Back to the abdomen. I have to say that by the time I reached 51 years of age it wasn’t what I would have called a pretty abdomen. It was just “standard,” for lack of a better word. The skin was smooth—very little hair. A furry patch of graying hair covered my upper chest and then a smooth ribbon of hairless skin—very white—followed by a seemingly normal “insie” belly-button. Below that, a single line of hair worked its way down to…let’s just say a very neatly groomed and trimmed area that had seen plenty of action well into my descent from the peak of a gay man’s life: somewhere around 25 years of age…usually. There was a period of time in my late 30s to early 40s where I actually took an interest in working out. At the time, I’d experienced some success with improving my overall physique without much professional training. I’d reluctantly (I really want to emphasize that word so I’ll say it again: reluctantly) go to the gym three to four days a week and when I wasn’t at the gym, I’d work out with a modest set of weights at home. I had developed—for the first time in my life, mind you—arm muscles and actual defined pectoral muscles! It was truly a shock but it got me some much-needed attention. At least I thought I needed it. One thing that didn’t happen however was any development of the gay man’s dream. A six pack was never in my future. But let’s just say I was happy. After all, I could still look down and actually see my penis every time I peed. It pleased me at the time to be able to look down at fairly well-developed pecs each time this happened. My mid-40s saw that zeal to work out fade away. But I was generally happier with my appearance than I’d been all through my awkward 20s and early 30s. I’d worked hard to overcome a never diagnosed illness that I’m now certain was body dysmorphic disorder. In March of 2016, I still had a full head of hair, a little paunch but definitely not the big gut so many of my fellow travelers were burdened with and a still strong and now alcohol-free libido. I wasn’t complaining. That is…until the worsening pain in my gut became unbearable.

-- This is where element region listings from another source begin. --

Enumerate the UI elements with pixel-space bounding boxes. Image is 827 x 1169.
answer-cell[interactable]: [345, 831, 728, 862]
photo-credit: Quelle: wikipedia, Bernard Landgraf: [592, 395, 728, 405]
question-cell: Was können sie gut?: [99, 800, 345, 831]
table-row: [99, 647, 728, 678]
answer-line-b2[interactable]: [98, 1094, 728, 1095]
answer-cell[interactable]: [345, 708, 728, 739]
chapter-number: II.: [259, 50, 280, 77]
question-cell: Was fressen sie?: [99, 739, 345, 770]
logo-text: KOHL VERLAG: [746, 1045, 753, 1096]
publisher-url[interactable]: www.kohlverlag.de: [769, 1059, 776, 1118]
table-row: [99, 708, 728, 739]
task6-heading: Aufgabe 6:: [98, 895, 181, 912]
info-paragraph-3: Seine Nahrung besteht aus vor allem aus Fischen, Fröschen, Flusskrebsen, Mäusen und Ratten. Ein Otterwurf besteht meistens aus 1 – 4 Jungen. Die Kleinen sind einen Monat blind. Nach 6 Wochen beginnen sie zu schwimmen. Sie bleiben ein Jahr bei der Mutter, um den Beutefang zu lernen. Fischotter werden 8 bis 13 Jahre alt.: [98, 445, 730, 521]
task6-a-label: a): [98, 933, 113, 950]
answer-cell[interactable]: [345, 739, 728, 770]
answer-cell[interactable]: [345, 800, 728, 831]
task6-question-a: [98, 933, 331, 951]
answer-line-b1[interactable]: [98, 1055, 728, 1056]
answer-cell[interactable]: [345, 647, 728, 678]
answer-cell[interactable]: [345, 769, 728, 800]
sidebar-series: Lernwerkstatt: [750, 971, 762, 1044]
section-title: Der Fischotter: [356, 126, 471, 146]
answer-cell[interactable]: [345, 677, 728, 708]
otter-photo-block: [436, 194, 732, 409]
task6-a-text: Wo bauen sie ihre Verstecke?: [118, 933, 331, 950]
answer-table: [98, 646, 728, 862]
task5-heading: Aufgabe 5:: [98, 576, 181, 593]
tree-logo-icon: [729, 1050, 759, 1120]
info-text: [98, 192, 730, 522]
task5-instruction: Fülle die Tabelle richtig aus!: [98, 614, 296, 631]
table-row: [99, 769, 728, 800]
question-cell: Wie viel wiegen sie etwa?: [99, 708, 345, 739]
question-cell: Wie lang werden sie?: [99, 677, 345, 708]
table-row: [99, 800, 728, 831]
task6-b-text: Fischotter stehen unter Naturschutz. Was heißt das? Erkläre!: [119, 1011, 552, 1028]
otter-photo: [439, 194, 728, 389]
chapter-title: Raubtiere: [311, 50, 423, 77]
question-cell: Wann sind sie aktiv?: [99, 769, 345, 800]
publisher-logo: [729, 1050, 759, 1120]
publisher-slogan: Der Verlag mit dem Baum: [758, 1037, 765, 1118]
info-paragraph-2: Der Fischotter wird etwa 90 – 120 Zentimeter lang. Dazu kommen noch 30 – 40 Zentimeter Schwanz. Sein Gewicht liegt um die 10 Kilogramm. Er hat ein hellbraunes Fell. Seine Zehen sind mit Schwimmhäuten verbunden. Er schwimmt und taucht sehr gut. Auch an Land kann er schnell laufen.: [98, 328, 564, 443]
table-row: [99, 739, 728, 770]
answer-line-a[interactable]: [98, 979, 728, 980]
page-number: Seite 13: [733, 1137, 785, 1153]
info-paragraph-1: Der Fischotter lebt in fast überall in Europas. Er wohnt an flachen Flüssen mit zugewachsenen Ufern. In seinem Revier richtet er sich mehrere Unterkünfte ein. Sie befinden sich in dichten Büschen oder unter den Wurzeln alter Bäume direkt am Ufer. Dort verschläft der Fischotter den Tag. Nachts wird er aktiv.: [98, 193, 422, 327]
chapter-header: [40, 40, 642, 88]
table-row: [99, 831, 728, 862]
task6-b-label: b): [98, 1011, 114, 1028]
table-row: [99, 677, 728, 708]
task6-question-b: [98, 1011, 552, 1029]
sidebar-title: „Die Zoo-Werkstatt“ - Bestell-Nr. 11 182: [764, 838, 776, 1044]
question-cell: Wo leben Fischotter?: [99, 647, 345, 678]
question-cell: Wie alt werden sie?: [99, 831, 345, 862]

By that time, I was married and was the primary caregiver to my still very vital and relatively healthy 92 year old mother. For me, I guess the important thing was that I’d finally felt at peace with my body. I think that’s the most troubling aspect of this “setback.” I find myself struggling to use an alternative word—something less weighty than setback but I think it’s appropriate here. This truly is a type of setback for me and I’m not over it. While the substantial portion of my colon that was removed to rid me of the diverticulitis pain worked, my resultant hernia pain has contributed a daily reminder that the weak pain management medication (thank you, opioid crisis) does little to alleviate. I’d just like to feel as close to normal as I can again but the fact that I cover myself before looking in the mirror reflects a clear message to me over and over again. This isn’t normal.

****

On a cold January day in 2015, I recognized the fact that I was single and relatively happy in my new environment. Although selfies had by that time become a regular part of my social media experience, I rarely took photos of my shirtless body. I could gladly leave that indulgence to the proud gym bunnies out there. Regardless, on this particular day, I was freshly showered and somewhat surprisingly—and perhaps a bit modestly—admiring my body, perceived flaws and all. I have no idea why I suddenly found myself on my bed snapping a few selfies. I certainly didn’t plan on sharing them with anyone. As it turned out, these would indeed be the last pictures of my abdomen, pre-disfiguration. Maybe I had a clue. It would be a year before surgery and I had no idea what was on the horizon. I’m just glad I froze that moment—digitally speaking.